The US Food and Drug Administration approved two gene therapies for the treatment of sickle cell disease (SCD) in patients aged 12 years and above.
Casgevy, a cell-based gene therapy, is approved for the treatment of sickle cell disease in patients 12 years of age and older with recurrent vaso-occlusive crises, the FDA announced in a statement. Casgevy is the first FDA-approved therapy utilising CRISPR/Cas9, a type of genome editing technology.
Lyfgenia is a cell-based gene therapy that uses a lentiviral vector for genetic modification and is approved for the treatment of patients aged 12 years and above with sickle cell disease and a history of vaso-occlusive events, according to FDA statement.
In the statement, FDA stated, “With Lyfgenia, the patient’s blood stem cells are genetically modified to produce HbAT87Q, a gene-therapy-derived haemoglobin that functions similarly to haemoglobin A, which is the normal adult haemoglobin produced in persons not affected by sickle cell disease.”
“Red blood cells containing HbAT87Q have a lower risk of sickling and occluding blood flow. These modified stem cells are then delivered to the patient,” it added.
Peter Marks, MD, PhD, director of the FDA’s Center for Biologics Evaluation and Research, called these approvals an important medical advance. The FDA granted approval of Casgevy to Vertex Pharmaceuticals Inc and approval of Lyfgenia to Bluebird Bio Inc.

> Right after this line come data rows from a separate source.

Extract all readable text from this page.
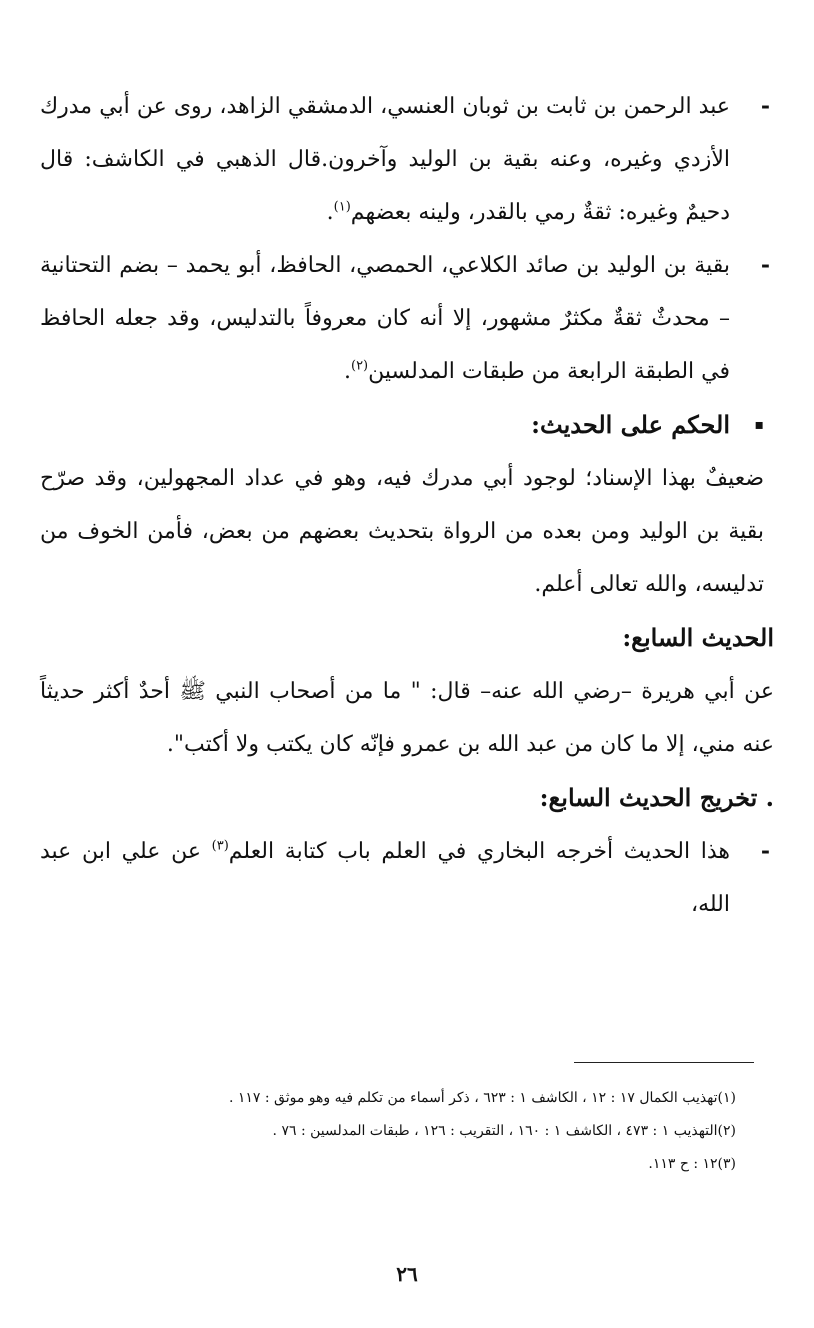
-
عبد الرحمن بن ثابت بن ثوبان العنسي، الدمشقي الزاهد، روى عن أبي مدرك الأزدي وغيره، وعنه بقية بن الوليد وآخرون.قال الذهبي في الكاشف: قال دحيمٌ وغيره: ثقةٌ رمي بالقدر، ولينه بعضهم$^{(١)}$.
-
بقية بن الوليد بن صائد الكلاعي، الحمصي، الحافظ، أبو يحمد – بضم التحتانية – محدثٌ ثقةٌ مكثرٌ مشهور، إلا أنه كان معروفاً بالتدليس، وقد جعله الحافظ في الطبقة الرابعة من طبقات المدلسين$^{(٢)}$.
▪
الحكم على الحديث:
ضعيفٌ بهذا الإسناد؛ لوجود أبي مدرك فيه، وهو في عداد المجهولين، وقد صرّح بقية بن الوليد ومن بعده من الرواة بتحديث بعضهم من بعض، فأمن الخوف من تدليسه، والله تعالى أعلم.
الحديث السابع:
عن أبي هريرة –رضي الله عنه– قال: " ما من أصحاب النبي ﷺ أحدٌ أكثر حديثاً عنه مني، إلا ما كان من عبد الله بن عمرو فإنّه كان يكتب ولا أكتب".
. تخريج الحديث السابع:
-
هذا الحديث أخرجه البخاري في العلم باب كتابة العلم$^{(٣)}$ عن علي ابن عبد الله،

(١)تهذيب الكمال ١٧ : ١٢ ، الكاشف ١ : ٦٢٣ ، ذكر أسماء من تكلم فيه وهو موثق : ١١٧ .

(٢)التهذيب ١ : ٤٧٣ ، الكاشف ١ : ١٦٠ ، التقريب : ١٢٦ ، طبقات المدلسين : ٧٦ .

(٣)١٢ : ح ١١٣.

٢٦
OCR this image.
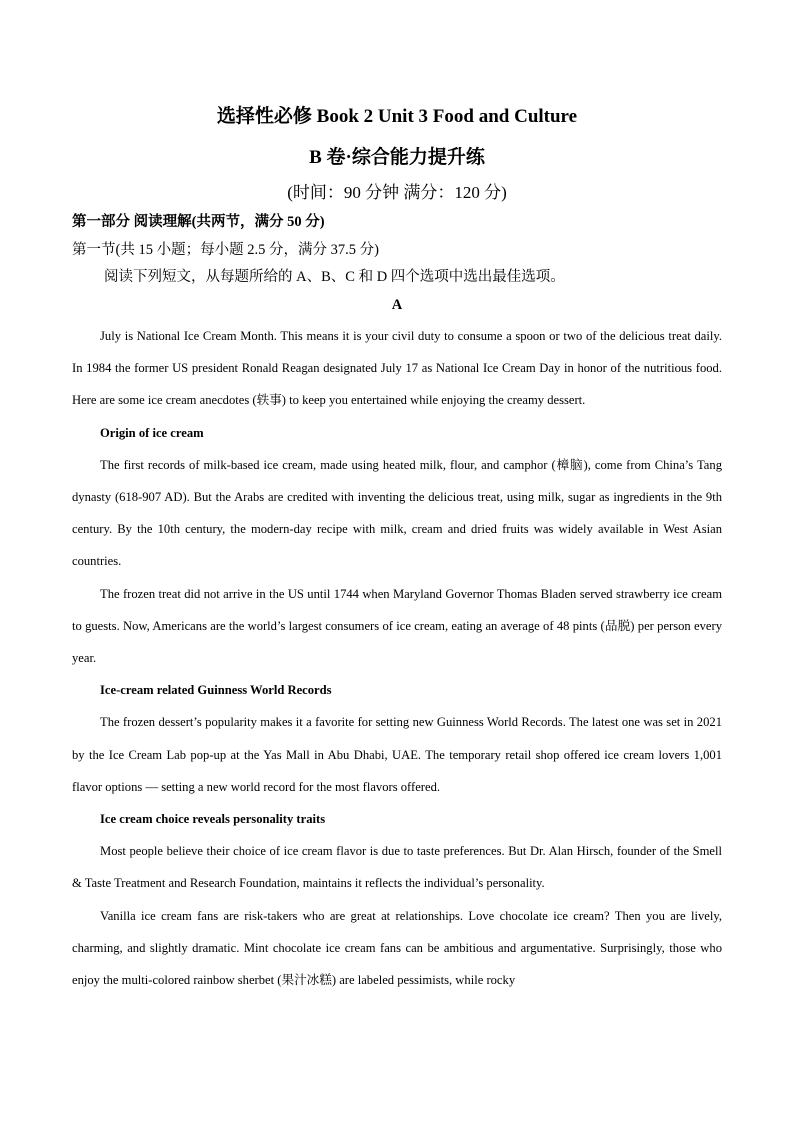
选择性必修 Book 2 Unit 3 Food and Culture
B 卷·综合能力提升练
(时间：90 分钟 满分：120 分)
第一部分 阅读理解(共两节，满分 50 分)
第一节(共 15 小题；每小题 2.5 分，满分 37.5 分)
阅读下列短文，从每题所给的 A、B、C 和 D 四个选项中选出最佳选项。
A

July is National Ice Cream Month. This means it is your civil duty to consume a spoon or two of the delicious treat daily. In 1984 the former US president Ronald Reagan designated July 17 as National Ice Cream Day in honor of the nutritious food. Here are some ice cream anecdotes (轶事) to keep you entertained while enjoying the creamy dessert.

Origin of ice cream

The first records of milk-based ice cream, made using heated milk, flour, and camphor (樟脑), come from China’s Tang dynasty (618-907 AD). But the Arabs are credited with inventing the delicious treat, using milk, sugar as ingredients in the 9th century. By the 10th century, the modern-day recipe with milk, cream and dried fruits was widely available in West Asian countries.

The frozen treat did not arrive in the US until 1744 when Maryland Governor Thomas Bladen served strawberry ice cream to guests. Now, Americans are the world’s largest consumers of ice cream, eating an average of 48 pints (品脱) per person every year.

Ice-cream related Guinness World Records

The frozen dessert’s popularity makes it a favorite for setting new Guinness World Records. The latest one was set in 2021 by the Ice Cream Lab pop-up at the Yas Mall in Abu Dhabi, UAE. The temporary retail shop offered ice cream lovers 1,001 flavor options — setting a new world record for the most flavors offered.

Ice cream choice reveals personality traits

Most people believe their choice of ice cream flavor is due to taste preferences. But Dr. Alan Hirsch, founder of the Smell & Taste Treatment and Research Foundation, maintains it reflects the individual’s personality.

Vanilla ice cream fans are risk-takers who are great at relationships. Love chocolate ice cream? Then you are lively, charming, and slightly dramatic. Mint chocolate ice cream fans can be ambitious and argumentative. Surprisingly, those who enjoy the multi-colored rainbow sherbet (果汁冰糕) are labeled pessimists, while rocky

In the statement, Peter Marks said, “These approvals represent an important medical advance with the use of innovative cell-based gene therapies to target potentially devastating diseases and improve public health.”
He added, “Today’s actions follow rigorous evaluations of the scientific and clinical data needed to support approval, reflecting the FDA’s commitment to facilitating development of safe and effective treatments for conditions with severe impacts on human health.”
Sickle cell disease is a group of inherited blood disorders affecting approximately 100,000 people in the US. It is most common in African Americans and, while less prevalent, also affects Hispanic Americans, according to the FDA. The primary problem in sickle cell disease is a mutation in haemoglobin.
This mutation causes red blood cells to develop a crescent or “sickle” shape. These sickled red blood cells restrict the flow in blood vessels and restrict oxygen delivery to the tissues of the body, leading to severe pain and organ damage called vaso-occlusive events (VOEs) or vaso-occlusive crises (VOCs), FDA said in a statement. The recurrence of these events or crises can cause life-threatening disabilities and/or early death, according to the FDA.